Farm to Table: The Essential Guide to Sustainable Food Systems for Students, Professionals, and Consumers, Darryl Benjamin and Lyndon Virkler (Chelsea Green, 2016)
The term “Farm-to-Table” is at risk of becoming just another marketing concept or descriptive terminology no longer connected to food, farms, or even tables.
In Farm to Table: The Essential Guide to Sustainable Food Systems for Students, Professionals, and Consumers, the authors define the term as encompassing core concepts with a commitment to:
- Fresh, wholesome, flavorful food
- Support for local farmers and producers and the rights of farm and food industry workers
- Sustainable farming and fishing practices and humane animal husbandry
- Local economies
The book is comprised of two main sections: Farm and Table, where the “Farm” segment focuses on the environment, industrial ag, monocropping, CAFOs, and the future of farming, and the “Table” segment addresses restaurants, local purchasing, green restaurant practices, school and institutional food service, and marketing the concept of Farm-to-Table.
As so often happens in books attempting to address multiple complex issues, it is “a mile wide and an inch deep” – essentially an encyclopedia. The benefit of an encyclopedia is that one can use the information as a jumping off point to research an issue in more depth.
We are facing a time when “students, professionals, and consumers” need to learn in detail about applying these concepts in their lives, wherever they are in the food system, whether they grow, process, package, prepare, market, purchase, and – most certainly – consume it.
In the opening chapter, titled “The Environmental Costs of Industrial Agriculture,” the overarching issue of climate change gets only about 500 words and fossil fuel use gets just 300 more.

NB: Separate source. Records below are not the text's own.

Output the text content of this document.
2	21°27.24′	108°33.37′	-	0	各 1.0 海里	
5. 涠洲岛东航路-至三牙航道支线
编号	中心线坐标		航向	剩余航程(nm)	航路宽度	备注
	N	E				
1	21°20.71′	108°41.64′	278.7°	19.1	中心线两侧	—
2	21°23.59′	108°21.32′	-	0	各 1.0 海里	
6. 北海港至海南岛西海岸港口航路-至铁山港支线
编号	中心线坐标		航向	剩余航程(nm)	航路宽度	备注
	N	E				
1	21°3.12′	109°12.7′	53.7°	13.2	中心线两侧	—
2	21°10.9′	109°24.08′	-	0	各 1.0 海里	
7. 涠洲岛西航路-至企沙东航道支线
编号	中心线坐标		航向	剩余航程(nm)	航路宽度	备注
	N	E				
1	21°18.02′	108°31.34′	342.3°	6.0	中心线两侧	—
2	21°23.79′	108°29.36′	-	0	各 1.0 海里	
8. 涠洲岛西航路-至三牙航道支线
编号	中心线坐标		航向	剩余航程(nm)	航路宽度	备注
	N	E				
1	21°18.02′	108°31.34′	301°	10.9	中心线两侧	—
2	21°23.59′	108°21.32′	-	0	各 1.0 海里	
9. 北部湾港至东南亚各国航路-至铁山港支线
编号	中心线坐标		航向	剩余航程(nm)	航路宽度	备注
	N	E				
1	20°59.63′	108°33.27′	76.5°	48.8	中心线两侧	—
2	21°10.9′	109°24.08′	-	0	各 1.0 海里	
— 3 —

Chapter One closes with: “A diet that comes from industrial agriculture influences global warming because the food we eat is inextricably linked to the consumption of fossil fuels and the production of greenhouse gases.” The solution? “By supporting producers that minimize inputs and use production methods designed to limit climate change, consumers can make a more lasting impact.”
Farm to Table may be useful as a high-level summary of wide variety of food and farming issues, however it provides a very little detail and real practical advice. And as an encyclopedia it is very rapidly dated.
Use it as a launch point for a discussion of food system dynamics, but don’t depend on it to provide resolutions – or even recommendations – to deal with the deep and difficult challenges we face with climate change as we try to build security back into our food system.